Рутковская очень спокойно сказала:
— Я так и знала. Хорошо еще, что не лжешь.
— Да, я ненавижу ложь.
Тогда ему непонятен был смысл этого разговора. Может быть, она хотела открыться ему, рассказать о махинациях со шкурками? Скорее всего для той роли, которую ему выбрала Рутковская, он подходил таким, каким был в жизни, — с врожденным чувством порядочности, преданным товарищем, всегда верным своему слову. Как раз после этого разговора он получил первое поручение — встретить посыльного «брата», а всего он выполнил три поручения Рутковской.
Мерзостно! Как мерзостно! Игрушка в руках аферистов… Щербаков открыл дверь коридора. В красном уголке играла музыка. Пел мягкий мужской голос: «На пыльных тропинках далеких планет останутся наши следы…» Эти простые слова вдруг необычайно взволновали Щербакова.
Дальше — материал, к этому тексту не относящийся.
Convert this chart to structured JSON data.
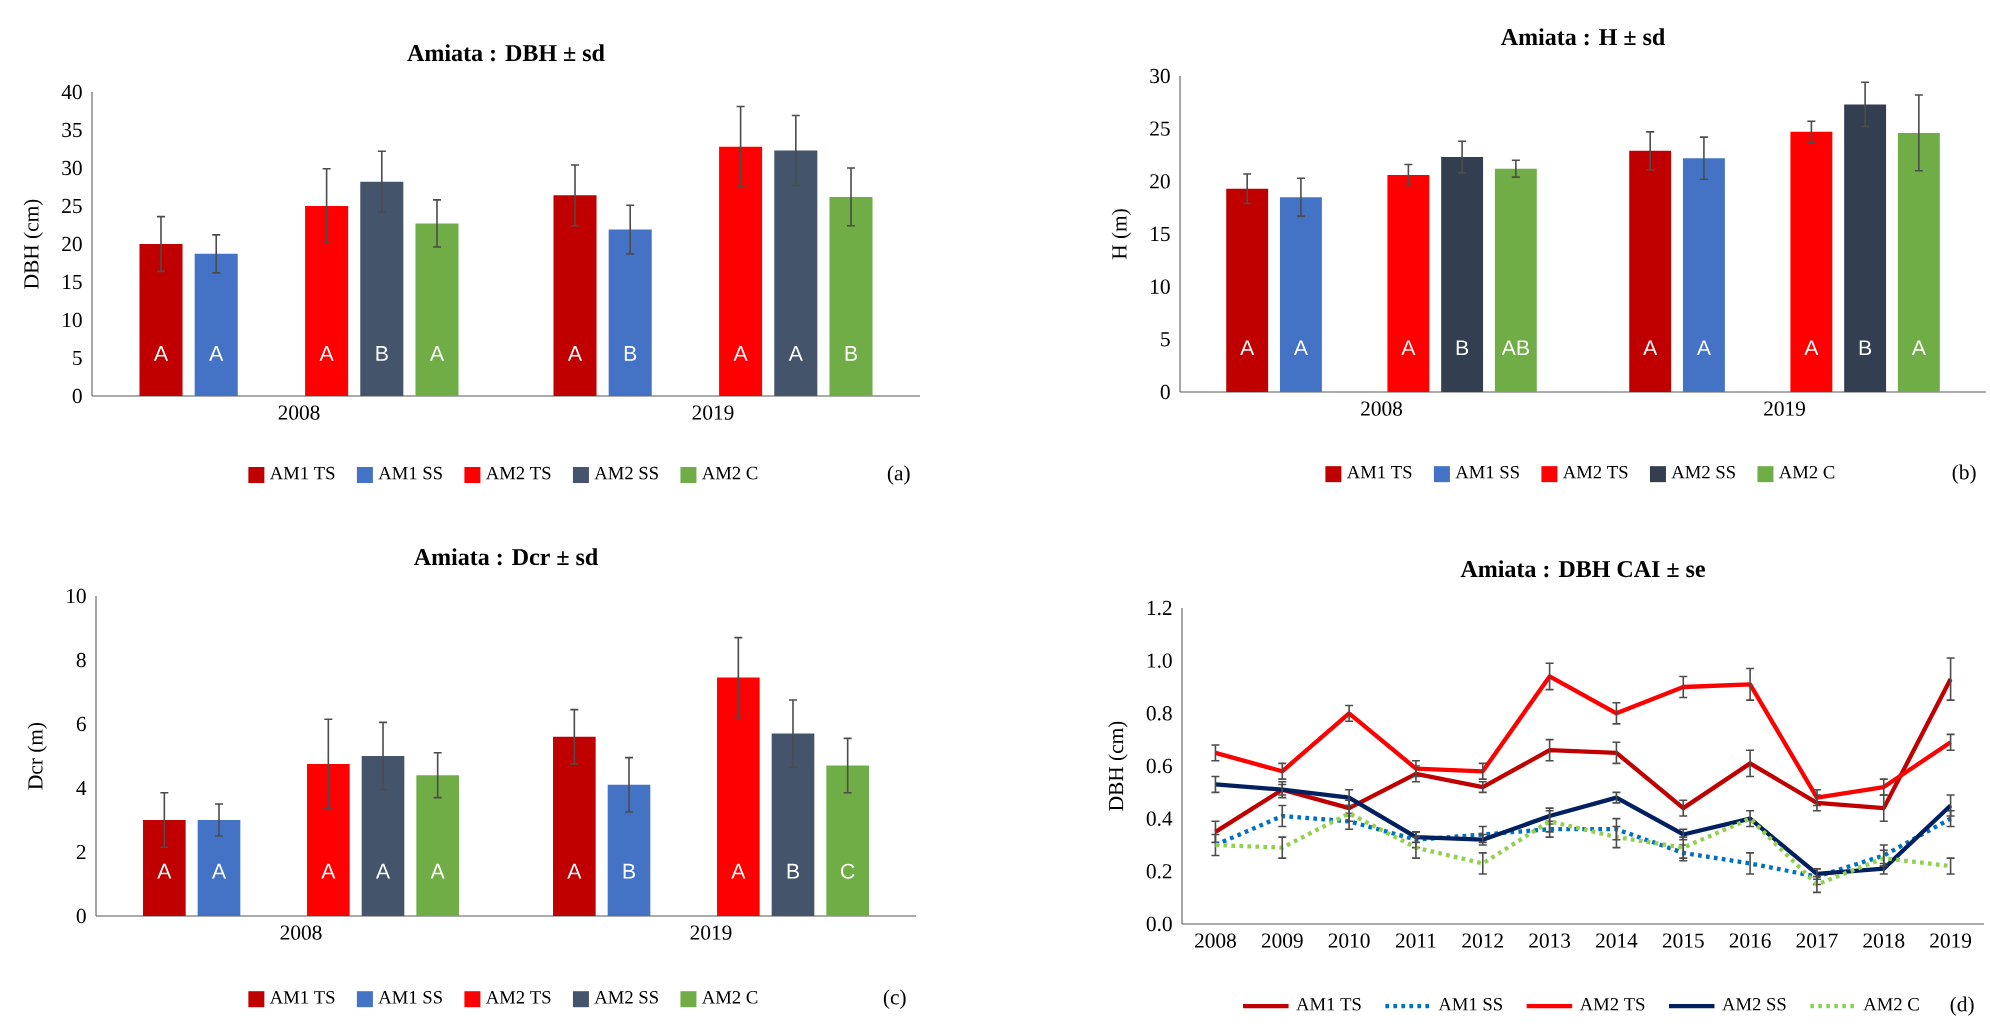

Он отчетливо представил и далекие планеты, и пыльные тропинки, и людей в скафандрах. Черноту неба, яркие звезды… Щербаков вздохнул и зашагал по коридору.
Навстречу двигалась дежурная по общежитию — седая женщина, страдающая одышкой.
— Что случилось, Щербаков? Весь зеленый какой-то. Аль заболели?
— Пройдет, тетя Катя…
Щербаков почти бегом направился в свою комнату.
Сердце колотилось, как после хорошего кросса. Щелкнул выключатель. Взгляд Щербакова остановился на двух чемоданах в углу комнаты.
«Знала, куда нести, — с ненавистью подумал он и приподнял их. — Открыть? Надо открыть!»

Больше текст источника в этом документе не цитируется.